Welche Bedeutung haben nun diese vier Darstellungen? Wir betrachten daraufhin zunächst die ersten drei. Sie reden alle drei von Opfern, die Gott angenehm gewesen sind, und nach deren Vorbilde wir wünschen, dass auch unsere Opfer Gott gefallen mögen. Nach der theologischen Anschauung bildete Melchisedek Christum, den „König der Gerechtigkeit" und „den Priester in Ewigkeit" typisch vor. Wie Melchisedek, so deutet auch Abraham und sein Opfer auf Christum hin. Wie Abraham in seinem großen Gehorsam bereit war, sich selbst gewissermaßen in seinem Sohne darzubringen, so war auch Christus dem Vater gehorsam, indem er sich selbst nach dem Willen des Vaters in den Tod gab. Wie Abraham Patriarch und Haupt aller Gläubigen war, die seinem Glauben und seinen Werken nacheiferten und deshalb Söhne Abrahams genannt werden, so ist auch Christus der Vater aller Christen, in welchem alle wiedergeboren und Kinder Gottes durch Adoption und Gnade werden. Die dritte Gruppe, Moses und die eherne Schlange, bezeichnet, wie schon oben bemerkt, Christus selbst als Vorbild seines Todes. Indem wir bei der vierten Darstellung nur kurz erwähnen wollen, dass man in den beiden von der Witwe aufgelesenen und in Kreuzform gehaltenen Hölzern eine Beziehung auf das heilige Kreuz gefunden hat, eilen wir zu der Hauptbedeutung dieses Bildes. Wenn das Öl und Mehl, das sich wunderbar vermehrt, die von Gott mit gnadenreichem Segen gekrönte, stets heitere und unerschöpfliche Liebe und Barmherzigkeit bedeuten: auf wen anders könnte das mit größerem Rechte bezogen werden, als auf die der Kranken- und Pilgerpflege, der Predigt und dem Gottesdienste geweihten, dienenden, geistlichen und ritterlichen Glieder des Johanniter-Ordens? Waren die sieben anderen Darstellungen passlich und wohlgeeignet für den Abendmahlskelch einer jeden beliebigen Kirche, so bezeichnet diese Darstellung der sareptanischen Frau unseren Kelch entschieden als einen Opferkelch einer Johanniter-Kirche.

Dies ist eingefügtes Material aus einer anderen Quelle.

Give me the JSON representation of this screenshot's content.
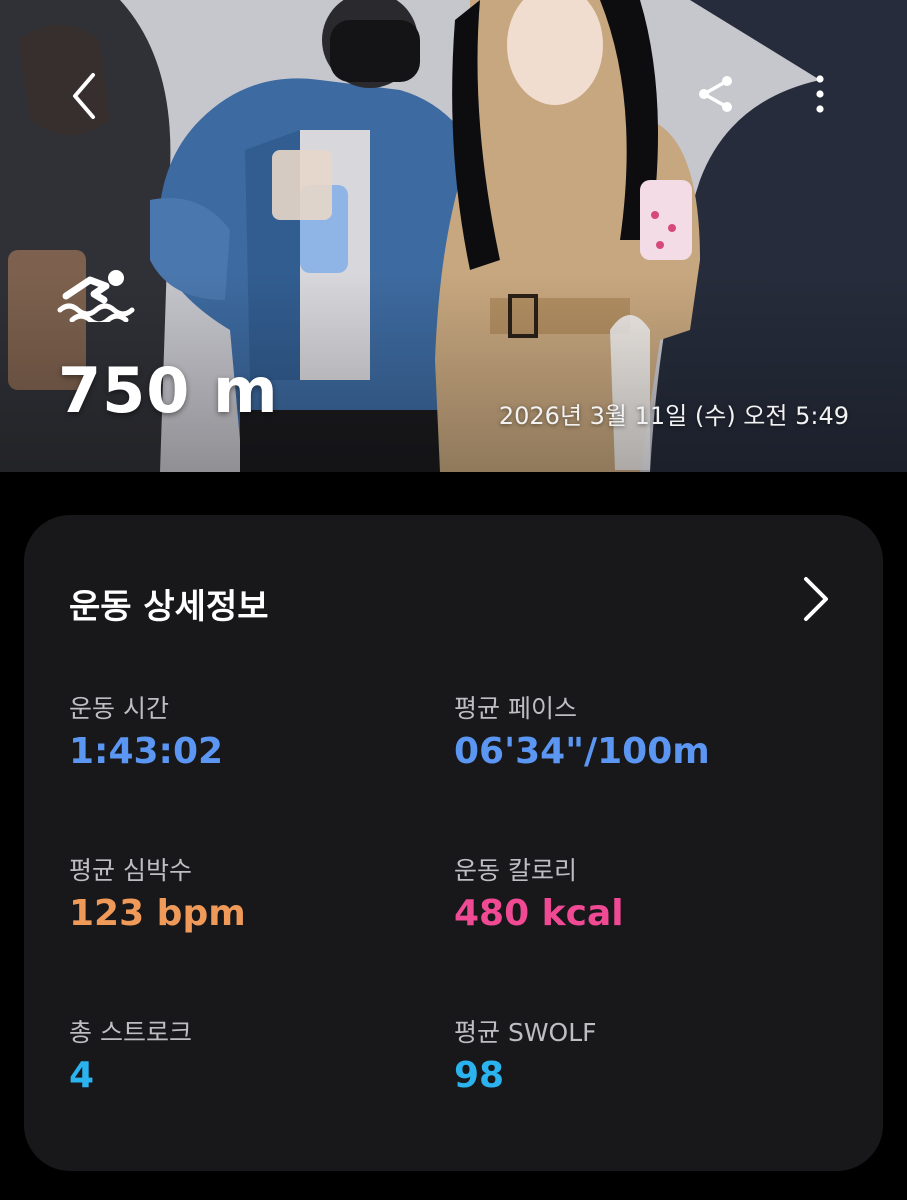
{
  "header": {
    "distance": "750 m",
    "datetime": "2026년 3월 11일 (수) 오전 5:49",
    "icons": {
      "back": "chevron-left-icon",
      "share": "share-icon",
      "more": "more-vertical-icon",
      "workout": "swimming-icon"
    }
  },
  "details": {
    "title": "운동 상세정보",
    "metrics": [
      {
        "label": "운동 시간",
        "value": "1:43:02",
        "color": "#5b96f2"
      },
      {
        "label": "평균 페이스",
        "value": "06'34\"/100m",
        "color": "#5b96f2"
      },
      {
        "label": "평균 심박수",
        "value": "123 bpm",
        "color": "#f09a5a"
      },
      {
        "label": "운동 칼로리",
        "value": "480 kcal",
        "color": "#ef4a93"
      },
      {
        "label": "총 스트로크",
        "value": "4",
        "color": "#2ab3ef"
      },
      {
        "label": "평균 SWOLF",
        "value": "98",
        "color": "#2ab3ef"
      }
    ]
  }
}
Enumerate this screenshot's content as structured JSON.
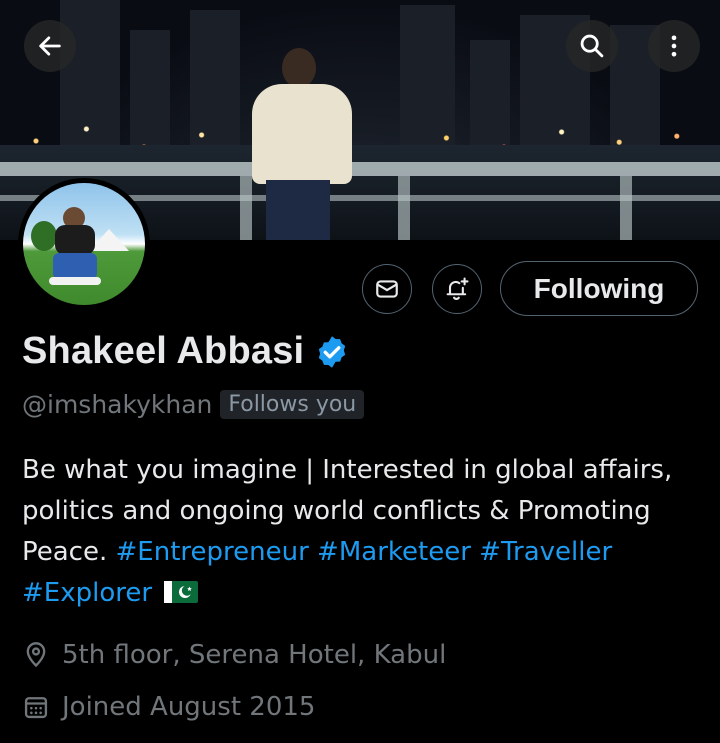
{
  "header": {
    "back_icon": "arrow-left-icon",
    "search_icon": "search-icon",
    "more_icon": "more-vertical-icon"
  },
  "profile": {
    "name": "Shakeel Abbasi",
    "verified": true,
    "handle": "@imshakykhan",
    "follows_you_label": "Follows you",
    "bio_text": "Be what you imagine | Interested in global affairs, politics and ongoing world conflicts & Promoting Peace. ",
    "hashtags": [
      "#Entrepreneur",
      "#Marketeer",
      "#Traveller",
      "#Explorer"
    ],
    "flag": "pakistan-flag-emoji",
    "location": "5th floor, Serena Hotel, Kabul",
    "joined": "Joined August 2015"
  },
  "actions": {
    "message_icon": "envelope-icon",
    "notify_icon": "bell-plus-icon",
    "following_label": "Following"
  },
  "colors": {
    "accent": "#1d9bf0",
    "background": "#000000",
    "text_primary": "#e7e9ea",
    "text_secondary": "#71767b",
    "border": "#536471"
  }
}
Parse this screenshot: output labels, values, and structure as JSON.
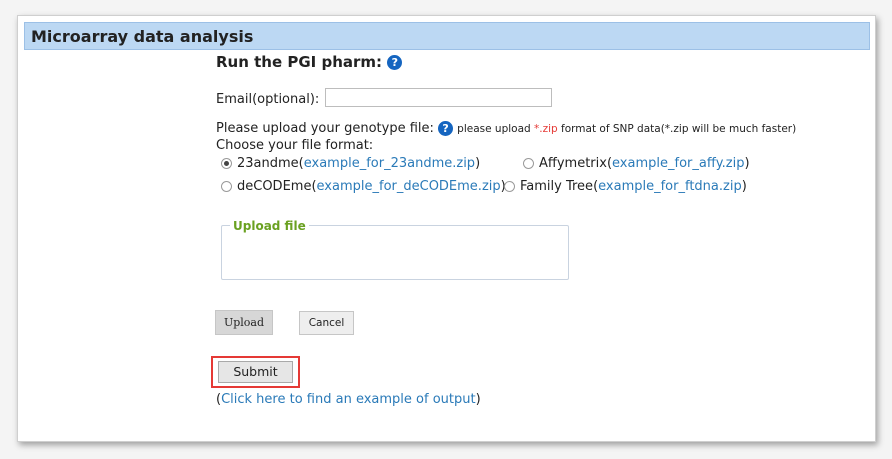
{
  "header": {
    "title": "Microarray data analysis"
  },
  "form": {
    "title": "Run the PGI pharm:",
    "help_glyph": "?",
    "email": {
      "label": "Email(optional):",
      "value": "",
      "placeholder": ""
    },
    "upload_prompt": {
      "text": "Please upload your genotype file:",
      "note_prefix": "please upload ",
      "note_ext": "*.zip",
      "note_suffix": " format of SNP data(*.zip will be much faster)"
    },
    "choose_label": "Choose your file format:",
    "formats": [
      {
        "label": "23andme",
        "link": "example_for_23andme.zip",
        "selected": true
      },
      {
        "label": "Affymetrix",
        "link": "example_for_affy.zip",
        "selected": false
      },
      {
        "label": "deCODEme",
        "link": "example_for_deCODEme.zip",
        "selected": false
      },
      {
        "label": "Family Tree",
        "link": "example_for_ftdna.zip",
        "selected": false
      }
    ],
    "upload_file_legend": "Upload file",
    "upload_button": "Upload",
    "cancel_button": "Cancel",
    "submit_button": "Submit",
    "example_output": {
      "open": "(",
      "link": "Click here to find an example of output",
      "close": ")"
    }
  },
  "colors": {
    "header_bg": "#bcd8f3",
    "link": "#2a7ab8",
    "legend": "#6aa121",
    "highlight": "#e53935",
    "help_icon": "#1565c0"
  }
}
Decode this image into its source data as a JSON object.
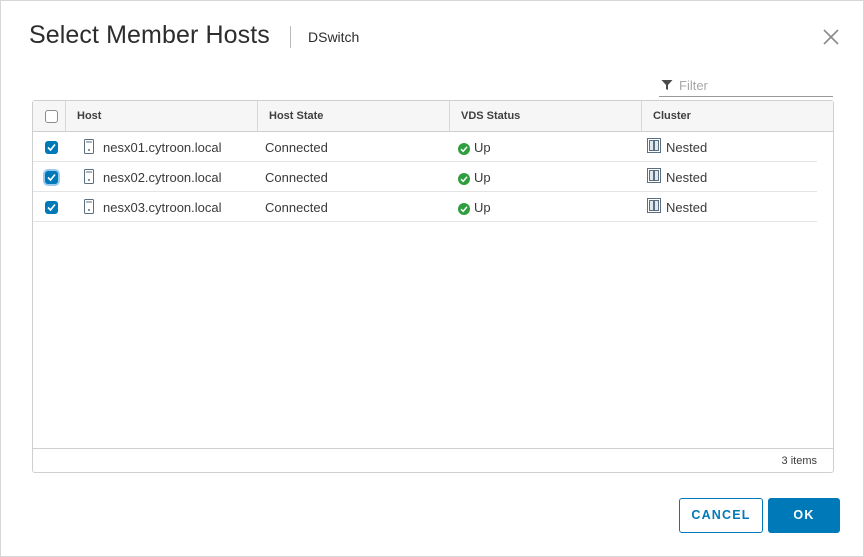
{
  "dialog": {
    "title": "Select Member Hosts",
    "subtitle": "DSwitch",
    "close_icon": "close-icon"
  },
  "filter": {
    "placeholder": "Filter",
    "value": "",
    "icon": "funnel-icon"
  },
  "grid": {
    "columns": [
      "Host",
      "Host State",
      "VDS Status",
      "Cluster"
    ],
    "select_all_checked": false,
    "rows": [
      {
        "checked": true,
        "focused": false,
        "host": "nesx01.cytroon.local",
        "host_state": "Connected",
        "vds_status": "Up",
        "cluster": "Nested"
      },
      {
        "checked": true,
        "focused": true,
        "host": "nesx02.cytroon.local",
        "host_state": "Connected",
        "vds_status": "Up",
        "cluster": "Nested"
      },
      {
        "checked": true,
        "focused": false,
        "host": "nesx03.cytroon.local",
        "host_state": "Connected",
        "vds_status": "Up",
        "cluster": "Nested"
      }
    ],
    "footer_count": "3 items"
  },
  "buttons": {
    "cancel": "CANCEL",
    "ok": "OK"
  },
  "colors": {
    "primary": "#0079b8",
    "status_up": "#2f9e3f",
    "header_bg": "#f6f6f6"
  },
  "icons": {
    "host": "host-server-icon",
    "status_up": "check-circle-icon",
    "cluster": "cluster-icon"
  }
}
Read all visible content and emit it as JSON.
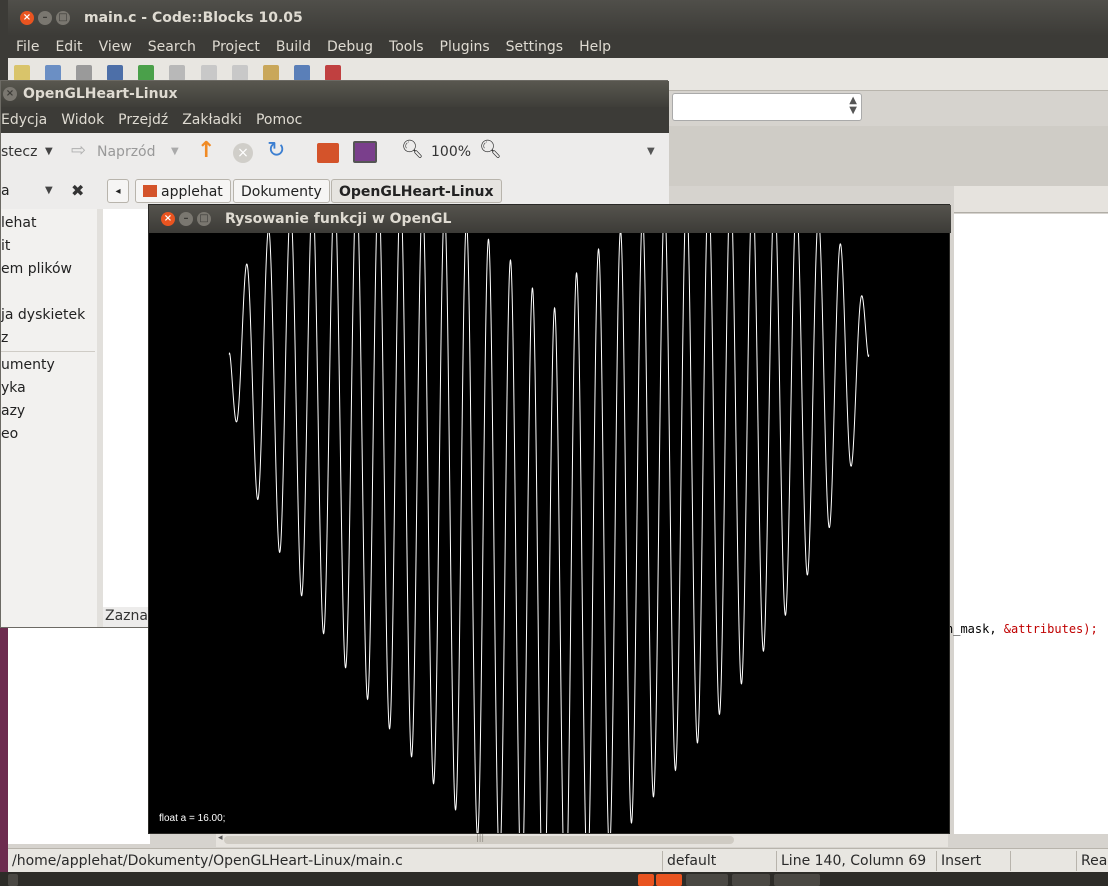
{
  "codeblocks": {
    "title": "main.c - Code::Blocks 10.05",
    "menu": [
      "File",
      "Edit",
      "View",
      "Search",
      "Project",
      "Build",
      "Debug",
      "Tools",
      "Plugins",
      "Settings",
      "Help"
    ],
    "code_visible": "h_mask, &attributes);",
    "code_before_amp": "h_mask, ",
    "code_amp_part": "&attributes",
    "code_after": ");",
    "status": {
      "path": "/home/applehat/Dokumenty/OpenGLHeart-Linux/main.c",
      "encoding": "default",
      "position": "Line 140, Column 69",
      "mode": "Insert",
      "rw": "Rea"
    },
    "scrollbar_grip": "|||"
  },
  "nautilus": {
    "title": "OpenGLHeart-Linux",
    "menu": [
      "Edycja",
      "Widok",
      "Przejdź",
      "Zakładki",
      "Pomoc"
    ],
    "toolbar": {
      "back": "stecz",
      "forward": "Naprzód",
      "zoom": "100%"
    },
    "pathbar": {
      "crumbs": [
        "applehat",
        "Dokumenty",
        "OpenGLHeart-Linux"
      ]
    },
    "sidebar_selector": "a",
    "sidebar": [
      "lehat",
      "it",
      "em plików",
      "ja dyskietek",
      "z",
      "umenty",
      "yka",
      "azy",
      "eo"
    ],
    "statusbar": "Zaznac"
  },
  "gl_window": {
    "title": "Rysowanie funkcji w OpenGL",
    "overlay_text": "float a = 16.00;"
  },
  "colors": {
    "ubuntu_orange": "#e95420",
    "titlebar_dark": "#3c3b37",
    "plot_line": "#ffffff"
  }
}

Wir haben also in den Darstellungen unseres Kelches ein dreiteiliges wohlgegliedertes Ganzes erkannt, bestehend aus vorbildlichen Figuren, welche von einem ebenso sinnigen als in der theologischen Wissenschaft seiner Zeit tief eingeweihten Künstler mit weisem Bedacht gerade so ausgewählt worden sind, dass sie, gleichsam einem Gesetz innerer Notwendigkeit folgend, in drei Stufen das dreifache Geheimnis der Menschwerdung Christi, der Erlösung und des Messopfers veranschaulichen, in letzterem ihren bedingenden Mittelpunkt finden und zugleich der besonderen Bestimmung für den Gebrauch einer Johanniter-Kirche entsprechen.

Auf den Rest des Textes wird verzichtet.